Tanzania Fires 10,000 Civil Servants Over Fake Qualifications

Tanzanian President John Pombe Magufuli
Tanzanian President John Pombe Magufuli speaks during a joint press conference with Kenyan President on October 31, 2016 at the State House in Nairobi. Magufuli has fired nearly 10,000 state employees for holding fake... SIMON MAINA/AFP/Getty Images

Tanzanian President John Magufuli has fired nearly 10,000 civil servants for holding fake qualifications, local media reported Friday.

The mass-firing came hours after Magufuli received an official report by a task force he set up earlier this year. It concluded that 9,932 of 435,000 civil servants currently working for the government had fake high school certificates, according to the Citizen.

"They are thieves like any other thieves. You cannot perform if you don't have deserving qualifications," Magufuli said.

The president told state employees with fake certificates to leave office by May 15 or face arrest and prosecution, according to the BBC. Those found guilty of fraud could face up to seven years in jail.
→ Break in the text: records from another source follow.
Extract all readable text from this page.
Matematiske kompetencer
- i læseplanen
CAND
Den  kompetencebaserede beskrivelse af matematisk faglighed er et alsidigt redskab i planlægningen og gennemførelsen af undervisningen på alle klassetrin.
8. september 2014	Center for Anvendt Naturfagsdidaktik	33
Magufuli also urged the country's newspapers to publish the names of the officials.

The president — who took office in October 2015 — set up the task force to investigate fraudulent certificates after the government discovered in February that 319 public servants held academic records that had not been verified.

Magufuli also revealed Friday that the country was still losing $106 million every year due to "phantom workers"—people being paid for positions that did not officially exist.

This is despite Tanzania removing more than 10,000 so-called ghost workers from its public sector payroll following a nationwide audit in May 2016, Reuters reported. At the time, Prime Minister Kassim Majaliwa promised to "identify those behind this payroll fraud and take them to court".